Aliás, ouvi falar que vêm aí caixas eletrônicos obrigatórios, monitorados pela Receita... Vai chegar o dia em que, ao nascer, cada cidadão receberá um chip embutido, que funcionará como os cartões de crédito-débito de hoje, eliminando totalmente de nossas vidas o dinheiro em notas e moedas. E, claro, a coleta de impostos nem será mais automática, será orgânica. Viveu, pagou.

Conectado à corrente sanguínea, o chip não funcionará se estivermos sob efeito de fortes emoções (medo, no caso de assalto, ou excitação, no caso de jogo).

Assim nos livraremos de ladrões e assaltos, mas o governo também perderá uma de suas grandes fontes de receita fácil, os jogos...

Os bancos também perderão, pois os chips só autorizarão débitos quando houver crédito em conta, eliminando os cheques especiais e seus juros agiotíssimos.

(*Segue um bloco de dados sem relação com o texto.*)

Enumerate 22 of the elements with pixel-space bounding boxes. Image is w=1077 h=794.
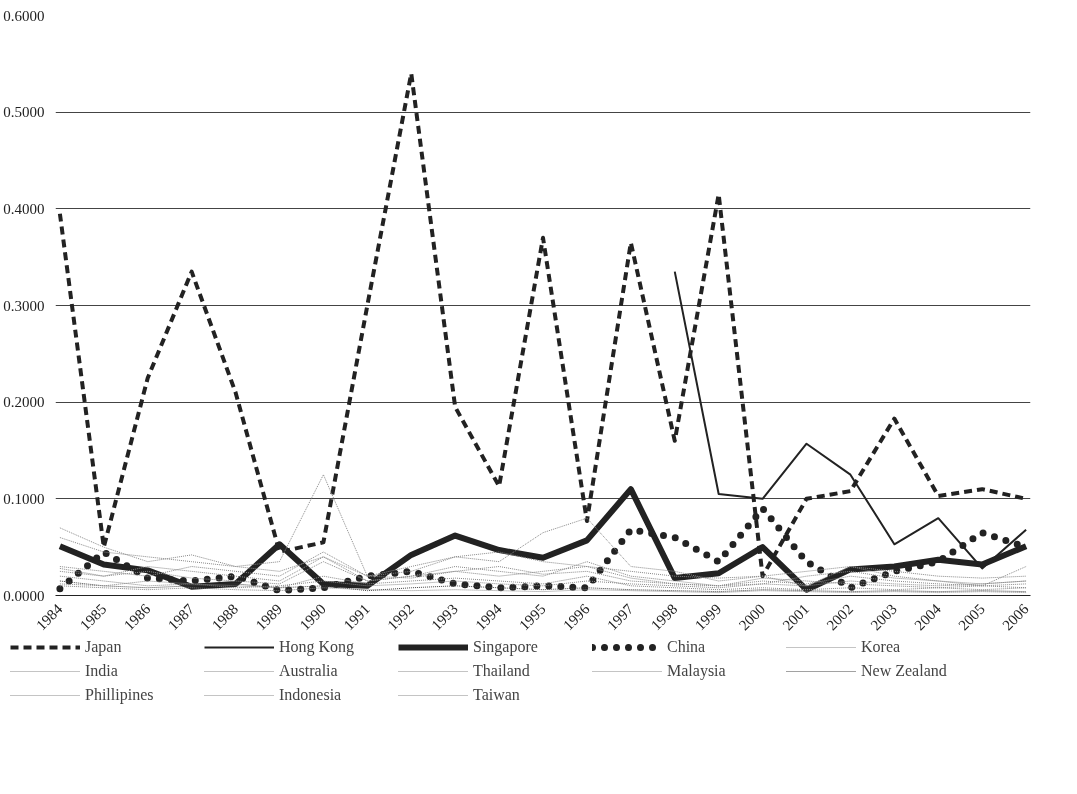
y-tick-label: 0.4000 [3, 200, 45, 217]
y-tick-label: 0.0000 [3, 587, 45, 604]
legend-label: Phillipines [85, 686, 155, 704]
x-tick-label: 1991 [340, 600, 373, 634]
y-tick-label: 0.5000 [3, 104, 45, 121]
legend-label: Singapore [473, 638, 539, 656]
legend-label: Korea [861, 638, 902, 656]
legend-label: New Zealand [861, 662, 948, 680]
y-tick-label: 0.3000 [3, 297, 45, 314]
legend-label: Thailand [473, 662, 531, 680]
y-tick-label: 0.6000 [3, 7, 45, 24]
legend-label: Indonesia [279, 686, 343, 704]
legend-label: Malaysia [667, 662, 727, 680]
y-tick-label: 0.1000 [3, 490, 45, 507]
y-tick-label: 0.2000 [3, 394, 45, 411]
legend-label: China [667, 638, 707, 656]
legend-label: Taiwan [473, 686, 521, 704]
legend-label: Australia [279, 662, 339, 680]
x-tick-label: 1993 [428, 600, 461, 634]
legend-label: Japan [85, 638, 123, 656]
legend-label: India [85, 662, 119, 680]
legend-label: Hong Kong [279, 638, 356, 656]
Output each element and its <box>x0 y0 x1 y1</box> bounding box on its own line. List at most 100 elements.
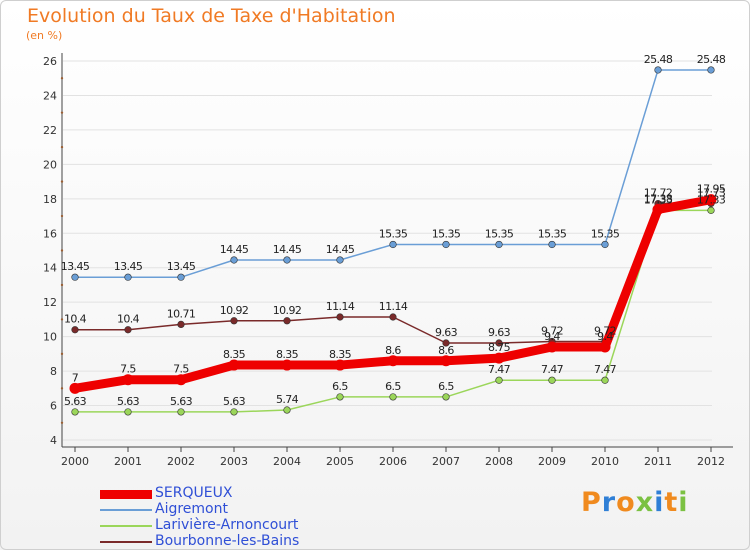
x-tick-label: 2003 <box>220 455 248 468</box>
data-point <box>495 240 503 249</box>
data-point <box>707 206 715 214</box>
data-label: 9.72 <box>541 324 563 337</box>
legend-label: Larivière-Arnoncourt <box>155 517 299 533</box>
data-point <box>440 355 452 367</box>
data-label: 17.73 <box>697 186 726 199</box>
data-label: 13.45 <box>114 260 143 273</box>
y-tick-label: 22 <box>43 124 57 137</box>
data-point <box>71 326 79 334</box>
data-point <box>389 313 397 321</box>
data-label: 25.48 <box>697 53 726 66</box>
data-label: 8.6 <box>438 344 454 357</box>
data-label: 5.63 <box>64 395 87 408</box>
legend-swatch <box>100 490 152 499</box>
data-point <box>124 408 132 416</box>
data-label: 11.14 <box>326 300 355 313</box>
data-point <box>71 273 79 281</box>
logo-letter: t <box>664 487 679 518</box>
data-label: 17.72 <box>644 187 673 200</box>
data-label: 9.63 <box>435 326 458 339</box>
y-tick-label: 14 <box>43 262 57 275</box>
data-label: 9.4 <box>544 330 560 343</box>
data-label: 15.35 <box>485 227 514 240</box>
logo-letter: i <box>678 487 689 518</box>
data-label: 10.4 <box>117 313 140 326</box>
data-point <box>177 320 185 329</box>
data-label: 11.14 <box>379 300 408 313</box>
logo-letter: x <box>635 487 655 518</box>
data-point <box>336 256 344 264</box>
data-point <box>230 408 238 416</box>
data-point <box>442 339 450 347</box>
data-point <box>495 376 503 384</box>
y-tick-label: 4 <box>50 434 57 447</box>
data-point <box>177 408 185 416</box>
x-tick-label: 2001 <box>114 455 142 468</box>
data-label: 5.63 <box>170 395 193 408</box>
data-point <box>334 359 346 371</box>
x-tick-label: 2000 <box>61 455 89 468</box>
axes: 4 6 8 10 12 14 16 18 20 22 24 26 2000 2001 2002 2003 200… <box>43 53 733 468</box>
data-label: 10.92 <box>273 304 302 317</box>
y-tick-label: 8 <box>50 365 57 378</box>
data-point <box>389 240 397 249</box>
data-label: 14.45 <box>326 243 355 256</box>
data-label: 5.63 <box>223 395 246 408</box>
series-layer <box>69 66 717 416</box>
data-label: 7.5 <box>173 363 189 376</box>
data-label: 14.45 <box>220 243 249 256</box>
x-tick-label: 2005 <box>326 455 354 468</box>
gridlines <box>63 60 712 441</box>
data-point <box>546 341 558 353</box>
data-point <box>442 240 450 249</box>
x-tick-label: 2004 <box>273 455 301 468</box>
data-label: 9.63 <box>488 326 511 339</box>
logo-letter: i <box>654 487 665 518</box>
x-tick-label: 2012 <box>697 455 725 468</box>
x-tick-label: 2006 <box>379 455 407 468</box>
data-point <box>601 376 609 384</box>
data-label: 6.5 <box>438 380 454 393</box>
legend-swatch <box>100 541 152 543</box>
data-label: 8.75 <box>488 341 511 354</box>
data-label: 17.38 <box>644 192 673 205</box>
data-label: 10.92 <box>220 304 249 317</box>
legend-swatch <box>100 509 152 511</box>
data-label: 9.4 <box>597 330 613 343</box>
data-point <box>175 374 187 386</box>
y-tick-label: 18 <box>43 193 57 206</box>
logo-letter: P <box>581 487 602 518</box>
data-label: 7.47 <box>488 363 511 376</box>
data-label: 5.63 <box>117 395 140 408</box>
data-label: 10.71 <box>167 307 196 320</box>
x-tick-label: 2011 <box>644 455 672 468</box>
data-label: 17.33 <box>644 193 673 206</box>
data-point <box>548 240 556 249</box>
data-point <box>336 393 344 401</box>
data-label: 14.45 <box>273 243 302 256</box>
data-point <box>707 66 715 74</box>
legend-label: SERQUEUX <box>155 485 233 501</box>
data-label: 8.35 <box>223 348 246 361</box>
data-label: 7.5 <box>120 363 136 376</box>
data-label: 8.6 <box>385 344 401 357</box>
data-point <box>601 240 609 249</box>
y-tick-label: 16 <box>43 227 57 240</box>
x-tick-label: 2007 <box>432 455 460 468</box>
data-point <box>599 341 611 353</box>
chart-title: Evolution du Taux de Taxe d'Habitation <box>27 5 396 27</box>
data-point <box>283 256 291 264</box>
data-point <box>228 359 240 371</box>
y-tick-label: 26 <box>43 55 57 68</box>
data-label: 17.33 <box>697 193 726 206</box>
data-point <box>493 352 505 364</box>
logo-letter: r <box>601 487 617 518</box>
data-point <box>177 273 185 281</box>
data-label: 15.35 <box>591 227 620 240</box>
data-point <box>124 326 132 334</box>
data-point <box>389 393 397 401</box>
data-label: 15.35 <box>432 227 461 240</box>
data-point <box>548 376 556 384</box>
data-point <box>387 355 399 367</box>
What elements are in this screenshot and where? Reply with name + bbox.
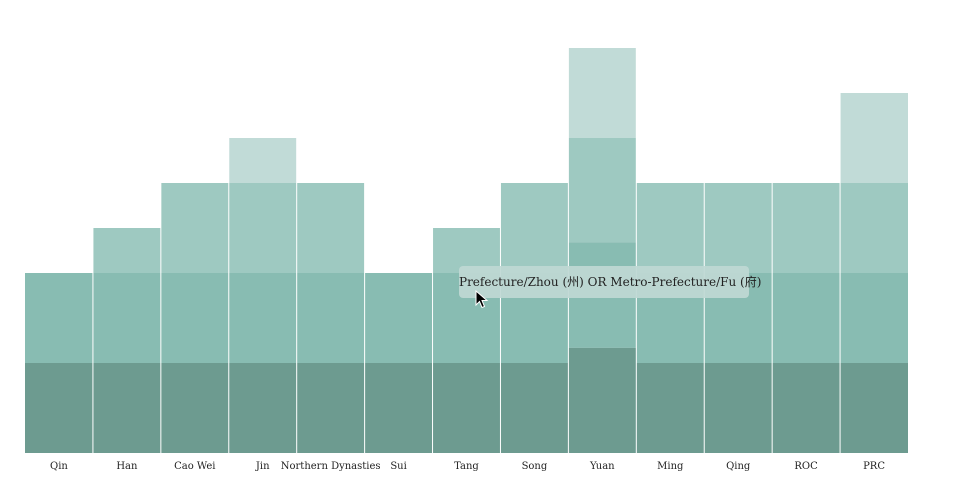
bar-segment-tang-3[interactable]	[432, 228, 501, 273]
bar-segment-tang-1[interactable]	[432, 363, 501, 453]
bar-segment-song-1[interactable]	[500, 363, 569, 453]
x-tick-label-han: Han	[116, 461, 138, 472]
bar-segment-yuan-3[interactable]	[568, 138, 637, 243]
bar-segment-jin-4[interactable]	[228, 138, 297, 183]
bar-segment-sui-1[interactable]	[364, 363, 433, 453]
bar-segment-cao-wei-3[interactable]	[160, 183, 229, 273]
x-tick-label-tang: Tang	[454, 461, 479, 472]
x-tick-label-cao-wei: Cao Wei	[174, 461, 215, 472]
x-tick-label-yuan: Yuan	[589, 461, 615, 472]
bar-segment-ming-3[interactable]	[636, 183, 705, 273]
bar-segment-prc-4[interactable]	[840, 93, 908, 183]
x-tick-label-ming: Ming	[657, 461, 684, 472]
bar-segment-prc-1[interactable]	[840, 363, 908, 453]
bar-segment-jin-1[interactable]	[228, 363, 297, 453]
tooltip: Prefecture/Zhou (州) OR Metro-Prefecture/…	[459, 266, 761, 298]
bar-segment-qin-2[interactable]	[25, 273, 93, 363]
x-tick-label-qin: Qin	[50, 461, 68, 472]
bar-segment-northern-dynasties-1[interactable]	[296, 363, 365, 453]
bar-segment-han-2[interactable]	[92, 273, 161, 363]
bar-segment-han-3[interactable]	[92, 228, 161, 273]
bar-segment-ming-1[interactable]	[636, 363, 705, 453]
bar-segment-song-3[interactable]	[500, 183, 569, 273]
bar-segment-jin-2[interactable]	[228, 273, 297, 363]
bar-segment-northern-dynasties-3[interactable]	[296, 183, 365, 273]
bar-segment-sui-2[interactable]	[364, 273, 433, 363]
bar-segment-northern-dynasties-2[interactable]	[296, 273, 365, 363]
bar-segment-prc-2[interactable]	[840, 273, 908, 363]
bar-segment-qing-3[interactable]	[704, 183, 773, 273]
x-tick-label-roc: ROC	[794, 461, 818, 472]
bar-segment-roc-1[interactable]	[772, 363, 841, 453]
bar-segment-cao-wei-2[interactable]	[160, 273, 229, 363]
bar-segment-roc-2[interactable]	[772, 273, 841, 363]
bar-segment-qin-1[interactable]	[25, 363, 93, 453]
mouse-pointer-icon	[475, 290, 489, 309]
bar-segment-roc-3[interactable]	[772, 183, 841, 273]
bar-segment-han-1[interactable]	[92, 363, 161, 453]
bar-segment-prc-3[interactable]	[840, 183, 908, 273]
bar-segment-jin-3[interactable]	[228, 183, 297, 273]
x-tick-label-sui: Sui	[390, 461, 407, 472]
bar-segment-qing-1[interactable]	[704, 363, 773, 453]
bar-segment-yuan-4[interactable]	[568, 48, 637, 138]
x-tick-label-song: Song	[522, 461, 548, 472]
x-tick-label-jin: Jin	[255, 461, 270, 472]
x-tick-label-qing: Qing	[726, 461, 751, 472]
x-tick-label-northern-dynasties: Northern Dynasties	[281, 461, 381, 472]
x-tick-label-prc: PRC	[863, 461, 885, 472]
bar-segment-cao-wei-1[interactable]	[160, 363, 229, 453]
bar-segment-yuan-1[interactable]	[568, 347, 637, 453]
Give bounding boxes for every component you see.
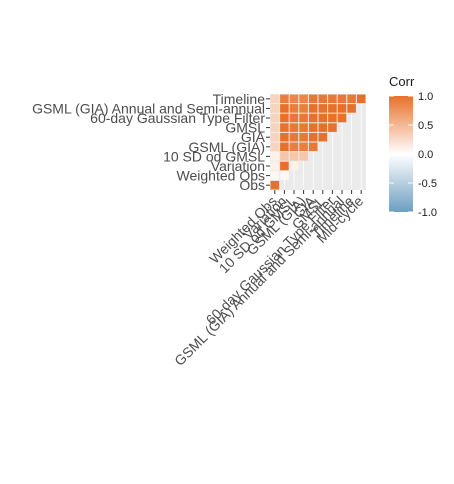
heatmap-cell: [280, 152, 289, 161]
heatmap-cell: [337, 113, 347, 123]
heatmap-cell: [328, 104, 337, 113]
heatmap-cell: [318, 94, 328, 104]
y-tick-label: Timeline: [213, 91, 266, 107]
heatmap-cell: [299, 94, 308, 104]
heatmap-cell: [308, 142, 318, 152]
y-tick-label: 60-day Gaussian Type Filter: [90, 110, 265, 126]
heatmap-cell: [270, 132, 280, 142]
heatmap-cell: [280, 113, 289, 123]
legend-tick-label: 0.5: [418, 120, 433, 132]
heatmap-cell: [347, 104, 356, 113]
heatmap-cell: [270, 180, 280, 190]
heatmap-cell: [328, 94, 337, 104]
heatmap-cell: [270, 161, 280, 171]
heatmap-cell: [280, 123, 289, 132]
heatmap-cell: [280, 94, 289, 104]
heatmap-cell: [289, 113, 299, 123]
heatmap-cell: [299, 113, 308, 123]
heatmap-cell: [270, 123, 280, 132]
legend-tick-label: -0.5: [418, 178, 437, 190]
y-tick-label: Obs: [239, 177, 265, 193]
legend-tick-label: 0.0: [418, 149, 433, 161]
heatmap-cell: [270, 94, 280, 104]
heatmap-cell: [280, 142, 289, 152]
heatmap-cell: [299, 152, 308, 161]
y-tick-label: GSML (GIA): [189, 139, 266, 155]
heatmap-cell: [318, 132, 328, 142]
heatmap-cell: [299, 123, 308, 132]
heatmap-cell: [289, 161, 299, 171]
legend-tick-label: 1.0: [418, 91, 433, 103]
heatmap-cell: [318, 104, 328, 113]
heatmap-cell: [270, 113, 280, 123]
heatmap-cell: [356, 94, 366, 104]
heatmap-cell: [280, 171, 289, 180]
heatmap-cell: [299, 132, 308, 142]
y-tick-label: 10 SD od GMSL: [163, 148, 265, 164]
heatmap-cell: [308, 94, 318, 104]
heatmap-cell: [299, 104, 308, 113]
heatmap-cell: [308, 113, 318, 123]
heatmap-cell: [280, 104, 289, 113]
legend-title: Corr: [389, 74, 415, 89]
heatmap-cell: [308, 123, 318, 132]
heatmap-cell: [289, 142, 299, 152]
legend-tick-label: -1.0: [418, 207, 437, 219]
heatmap-cell: [289, 152, 299, 161]
heatmap-cell: [347, 94, 356, 104]
heatmap-cell: [270, 152, 280, 161]
heatmap-cell: [289, 132, 299, 142]
y-tick-label: GSML (GIA) Annual and Semi-annual: [32, 100, 265, 116]
heatmap-cell: [299, 142, 308, 152]
heatmap-cell: [270, 171, 280, 180]
heatmap-cells: [270, 94, 366, 190]
heatmap-cell: [337, 104, 347, 113]
heatmap-cell: [280, 161, 289, 171]
heatmap-cell: [308, 104, 318, 113]
heatmap-cell: [280, 132, 289, 142]
heatmap-cell: [318, 113, 328, 123]
heatmap-cell: [308, 132, 318, 142]
heatmap-cell: [328, 113, 337, 123]
heatmap-cell: [318, 123, 328, 132]
legend: Corr 1.0 0.5 0.0 -0.5 -1.0: [389, 74, 437, 219]
y-tick-label: GIA: [241, 129, 266, 145]
heatmap-cell: [337, 94, 347, 104]
y-tick-label: Weighted Obs: [177, 168, 265, 184]
heatmap-cell: [289, 94, 299, 104]
heatmap-cell: [289, 104, 299, 113]
y-tick-label: GMSL: [225, 120, 265, 136]
y-tick-label: Variation: [211, 158, 265, 174]
heatmap-cell: [289, 123, 299, 132]
heatmap-cell: [270, 104, 280, 113]
heatmap-cell: [270, 142, 280, 152]
heatmap-cell: [328, 123, 337, 132]
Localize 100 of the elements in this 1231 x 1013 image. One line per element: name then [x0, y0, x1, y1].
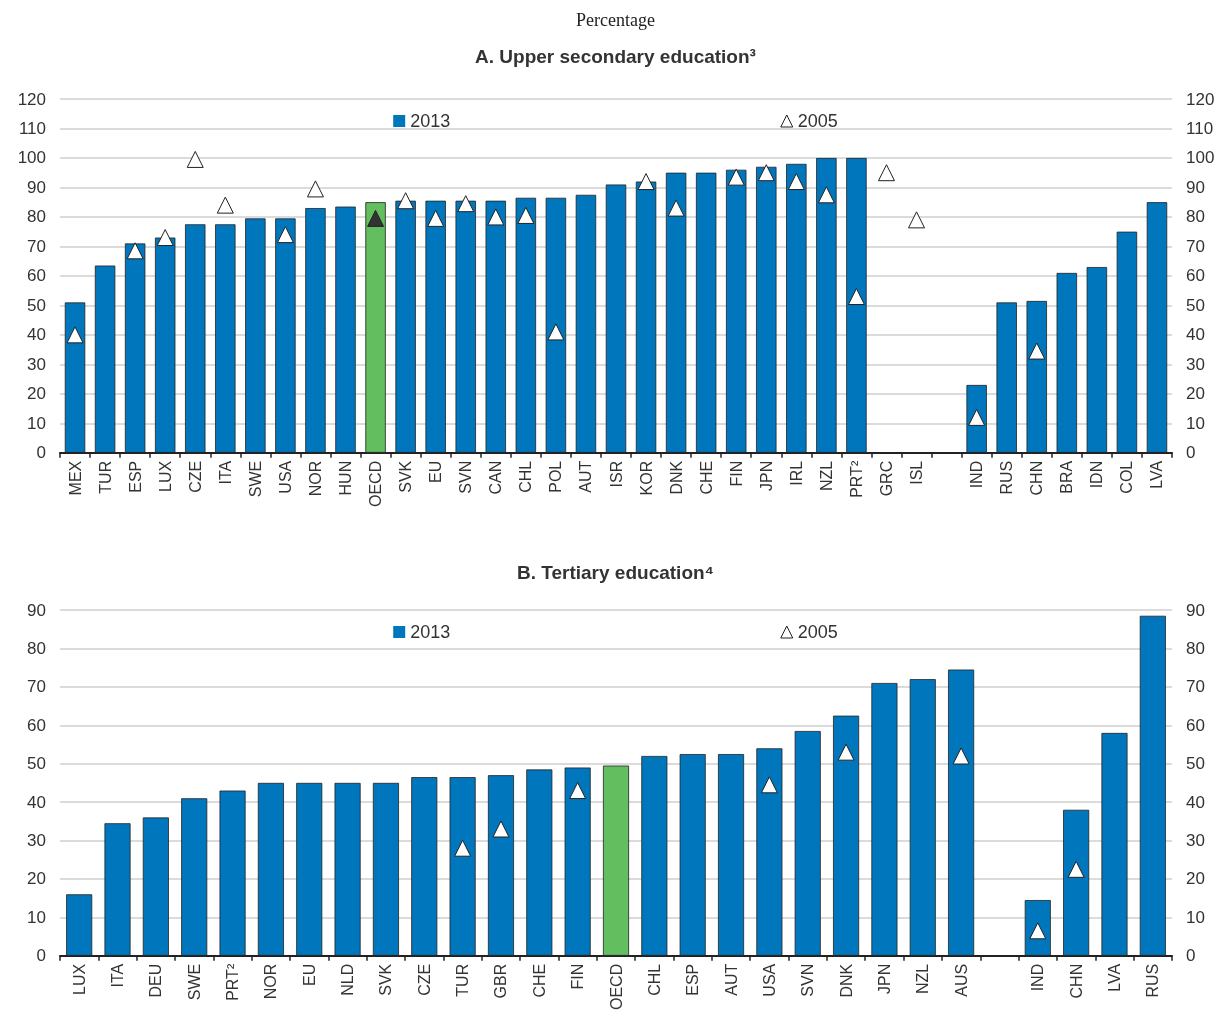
x-tick-label: CHN: [1028, 460, 1046, 496]
point: [492, 820, 510, 838]
x-tick-label: USA: [760, 963, 778, 997]
y-tick-label: 30: [27, 354, 46, 374]
x-tick-label: GBR: [492, 963, 510, 999]
point: [397, 192, 415, 210]
y2-tick-label: 30: [1186, 831, 1205, 851]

Ninguém precisará trocar dinheiro viajando: vigorará em todos os países um sistema monetário chamado mundi, como é hoje o euro na Europa. A diferença será que, para ganhar um mundi na Europa, a pessoa precisará trabalhar uma hora, e para ganhar o mesmo mundi no Brasil, a gente precisará trabalhar três horas, devido aos impostos.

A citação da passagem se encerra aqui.